DDR4 spot dropped 5%, the first decline in a year.

DDR4 spot dropped 5%, the first decline in a year.

4 hardware

Spot price for 16‑Gbps DDR5 fell about 5% over the last month to $74.10 – the first decline since February 2025.

During the same period, prices for 16‑Gbps DDR5 dropped almost as much; in Chinese catalogs and on Amazon some 32‑GB DDR5 kits fell immediately by 30%.

In the contract market where PC manufacturers buy, the situation remains stable: analysts forecast a price rise for DRAM in Q2 (58–63%) and NAND (70–75%). In Q1, DRAM prices rose record‑breaking 90–95%.

Memory leaders (Samsung, SK Hynix, Micron) and Chinese companies CXMT/YMTC did not lower their prices; customers continue to sign long‑term contracts.

Spot sales represent a small share of total supply volumes, so their impact on the market is limited.

In the Chinese market, 32‑GB DDR5 fell 27% in a month, while DDR4 modules (8 and 16 GB) dropped 25% in a week.
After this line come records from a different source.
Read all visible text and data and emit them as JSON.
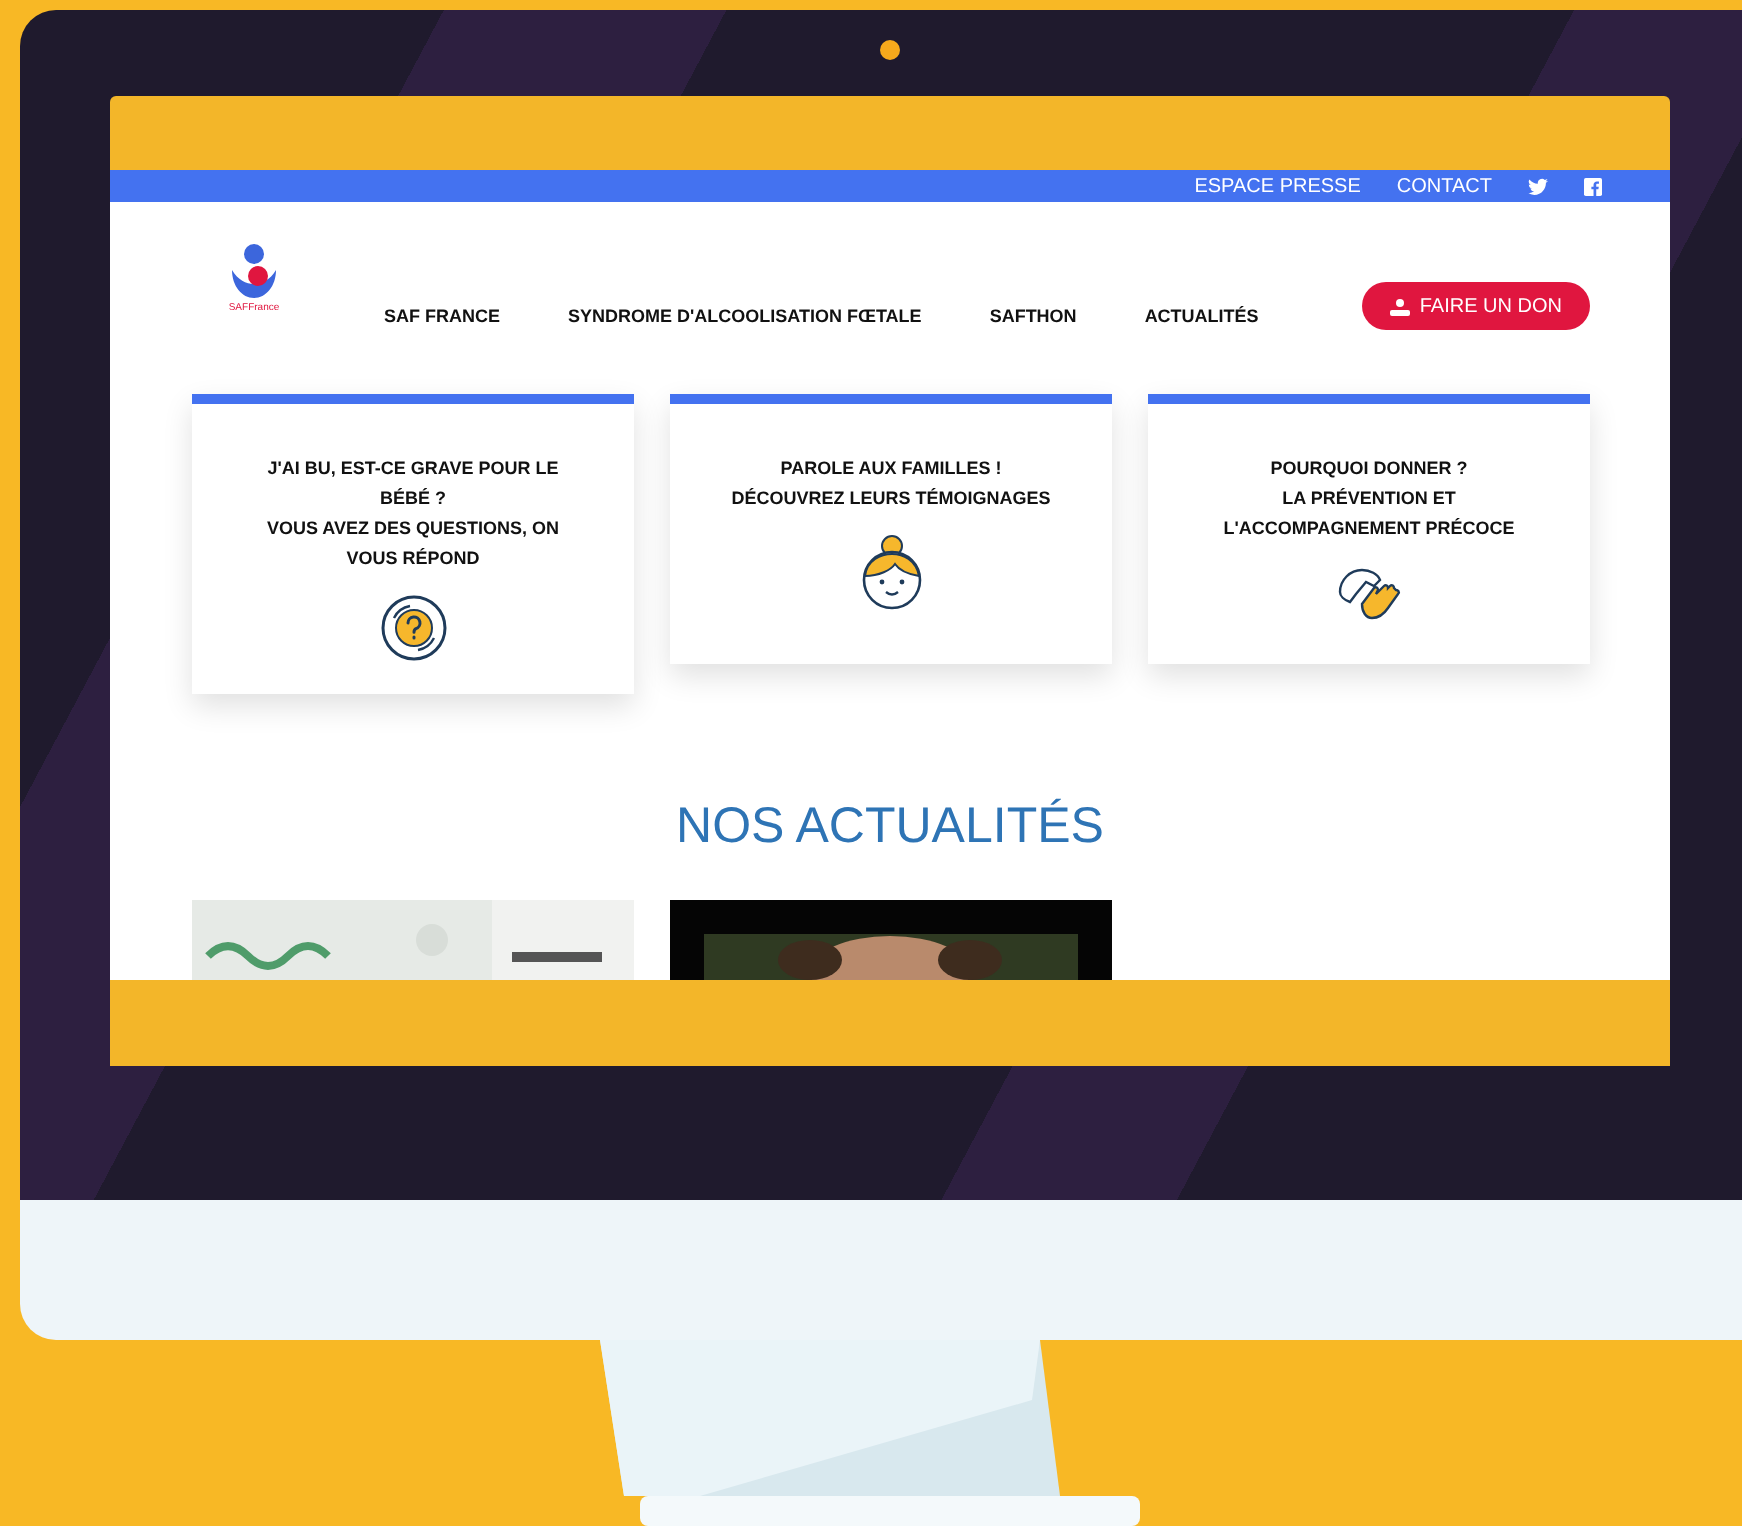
{
  "topbar": {
    "links": [
      "ESPACE PRESSE",
      "CONTACT"
    ],
    "social": [
      {
        "kind": "twitter"
      },
      {
        "kind": "facebook"
      }
    ]
  },
  "header": {
    "logo_text": "SAFFrance",
    "nav": [
      "SAF FRANCE",
      "SYNDROME D'ALCOOLISATION FŒTALE",
      "SAFTHON",
      "ACTUALITÉS"
    ],
    "donate": "FAIRE UN DON"
  },
  "cards": [
    {
      "kind": "question",
      "paragraphs": [
        "J'AI BU, EST-CE GRAVE POUR LE BÉBÉ ?",
        "VOUS AVEZ DES QUESTIONS, ON VOUS RÉPOND"
      ]
    },
    {
      "kind": "girl",
      "paragraphs": [
        "PAROLE AUX FAMILLES !",
        "DÉCOUVREZ LEURS TÉMOIGNAGES"
      ]
    },
    {
      "kind": "hands",
      "paragraphs": [
        "POURQUOI DONNER ?",
        "LA PRÉVENTION ET L'ACCOMPAGNEMENT PRÉCOCE"
      ]
    }
  ],
  "news": {
    "title": "NOS ACTUALITÉS"
  }
}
What’s driving price declines

1. Inventory distribution

Distributors that accumulated large inventories during peak demand began liquidating them when smaller suppliers stopped passing costs onto consumers. Since the end of 2025, consumer demand has been declining; Samsung signed a long‑term DDR4 supply agreement, but it did not involve end users.

2. New technologies

Google introduced the TurboQuant KV‑cache compression algorithm, which significantly reduces the memory required by AI systems. This prompted some investors to sell assets out of fear that demand from major manufacturers would fall if the technology became mainstream.

What’s happening with legacy formats

- Prices for DDR3 and MLC NAND continue to rise despite the overall spot market decline.

- Some suppliers have dropped these solutions, leading to a reduced supply in those segments.

Thus, while spot prices for 16‑Gbps DDR5 are falling, the contract market remains resilient, and new technologies and demand shifts shape memory price dynamics.